MongoDB today adds a slew of additional capabilities to its managed Atlas service for its open source document database to support a range of new types of workloads, including large language models (LLMs) used to enable generative artificial intelligence (AI) capabilities.
At the same time, the company revealed at a MongoDB.local NYC developer conference that it is partnering with Google to enable developers to build generative AI applications based on large language models (LLMs) accessed via Google Cloud and that it has launched an AI Innovators Program to provide credits to developers building AI applications.
Sahir Azam, chief product officer for MongoDB, said the vector search capability that has been added to the MongoDB databases is at the core of any effort to build generative AI applications using LLMs that are constructed using vectors that data scientists create. Rather than using a dedicated database to construct those vectors, MongoDB is making a case for using a single polymorphic database to build LLMs using the same platform organizations already use it manage a range of other types of data.

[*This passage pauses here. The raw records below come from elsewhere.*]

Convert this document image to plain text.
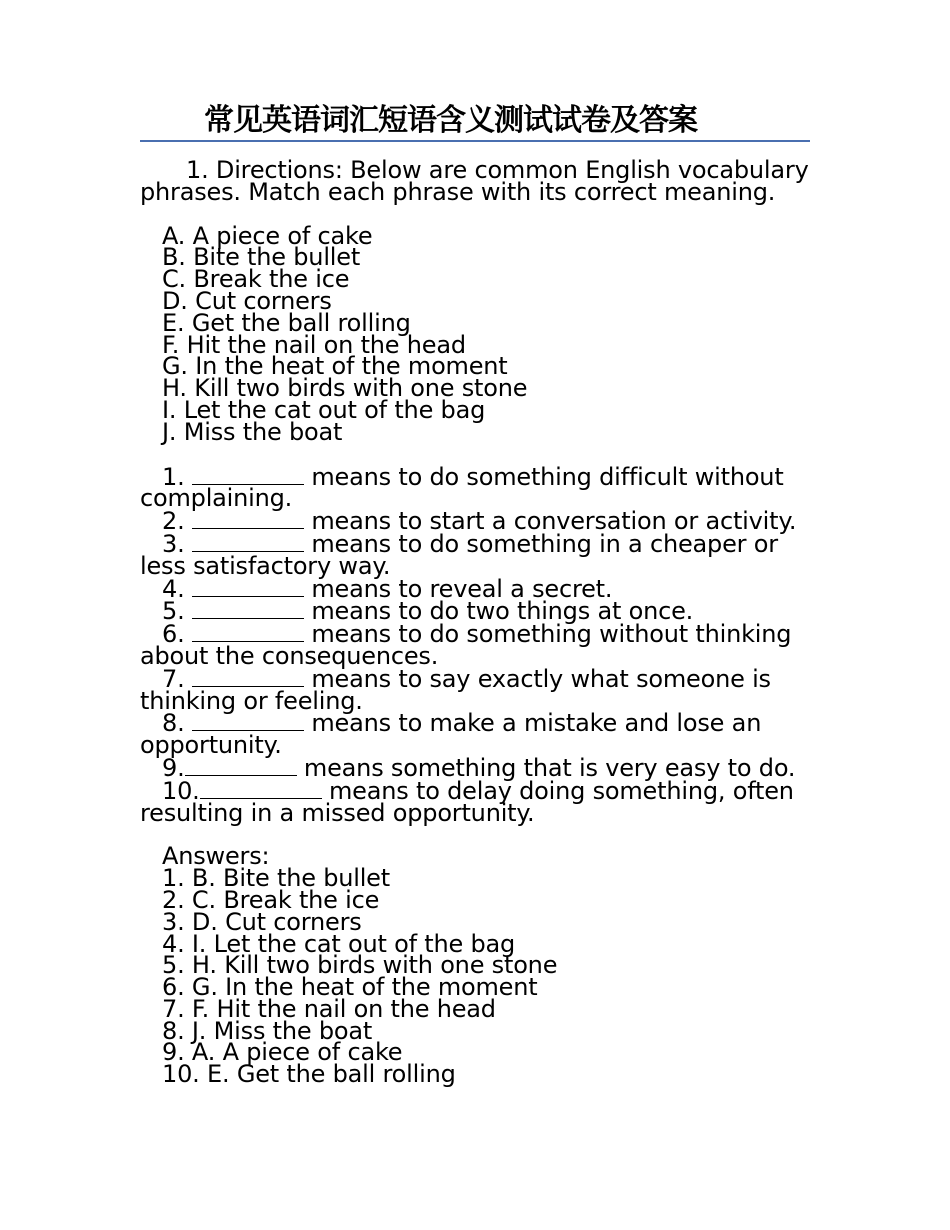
常见英语词汇短语含义测试试卷及答案

1. Directions: Below are common English vocabulary phrases. Match each phrase with its correct meaning.

A. A piece of cake
B. Bite the bullet
C. Break the ice
D. Cut corners
E. Get the ball rolling
F. Hit the nail on the head
G. In the heat of the moment
H. Kill two birds with one stone
I. Let the cat out of the bag
J. Miss the boat
1.	means to do something difficult without complaining.
2.	means to start a conversation or activity.
3.	means to do something in a cheaper or less satisfactory way.
4.	means to reveal a secret.
5.	means to do two things at once.
6.	means to do something without thinking about the consequences.
7.	means to say exactly what someone is thinking or feeling.
8.	means to make a mistake and lose an opportunity.
9.	means something that is very easy to do.
10.	means to delay doing something, often resulting in a missed opportunity.
Answers:
1. B. Bite the bullet
2. C. Break the ice
3. D. Cut corners
4. I. Let the cat out of the bag
5. H. Kill two birds with one stone
6. G. In the heat of the moment
7. F. Hit the nail on the head
8. J. Miss the boat
9. A. A piece of cake
10. E. Get the ball rolling
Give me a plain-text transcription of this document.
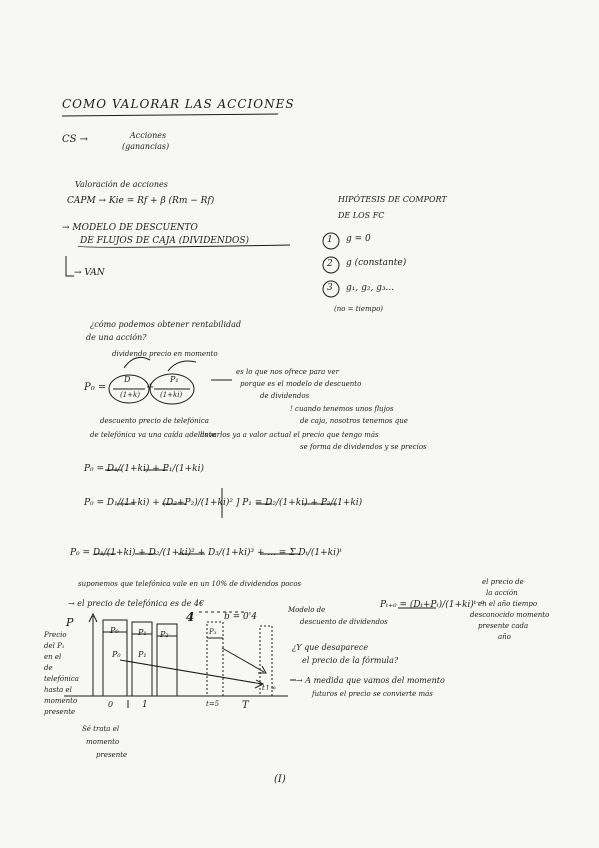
COMO VALORAR LAS ACCIONES
CS →	Acciones
(ganancias)
Valoración de acciones
CAPM → Kie = Rf + β (Rm − Rf)
→ MODELO DE DESCUENTO
DE FLUJOS DE CAJA (DIVIDENDOS)
→ VAN
HIPÓTESIS DE COMPORT
DE LOS FC
1
2
3
g = 0
g (constante)
g₁, g₂, g₃...
(no = tiempo)
¿cómo podemos obtener rentabilidad
de una acción?
dividendo precio en momento
P₀ =
D
(1+k)
P₁
(1+ki)
+
es lo que nos ofrece para ver
porque es el modelo de descuento
de dividendos
! cuando tenemos unos flujos
de caja, nosotros tenemos que
llevarlos ya a valor actual el precio que tengo más
se forma de dividendos y se precios
descuento precio de telefónica
de telefónica va una caída adelante
P₀ = D₁/(1+ki) + P₁/(1+ki)
P₀ = D₁/(1+ki) + (D₂+P₂)/(1+ki)² ] P₁ = D₂/(1+ki) + P₂/(1+ki)
P₀ = D₁/(1+ki) + D₂/(1+ki)² + D₃/(1+ki)³ + ... = Σ Dₜ/(1+ki)ᵗ
suponemos que telefónica vale en un 10% de dividendos pocos
Pₜ₊₀ = (Dₜ+Pₜ)/(1+ki)ᵗ⁻⁰
el precio de
la acción
en el año tiempo
desconocido momento
presente cada
año
→ el precio de telefónica es de 4€
Modelo de
descuento de dividendos
¿Y que desaparece
el precio de la fórmula?
→ A medida que vamos del momento
futuros el precio se convierte más
P
Precio
del P₁
en el
de
telefónica
hasta el
momento
presente
P₀
P₀
P₁
P₁
P₂	P₃
4	b = 0'4
0	1	t=5 T
t↑∞
Sé trata el
momento
presente
(I)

In addition to supporting vector search, MongoDB today also announced support for stream processing and time-series data as part of an effort to make MongoDB a polymorphic database platform. At the same time, MongoDB added support for MongoDB Atlas Search Nodes to provide dedicated resources with search workloads at enterprise scale and a MongoDB Atlas Data Federation for querying data and isolating workloads on the Microsoft Azure Cloud in addition to existing support for Amazon Web Services (AWS) clouds.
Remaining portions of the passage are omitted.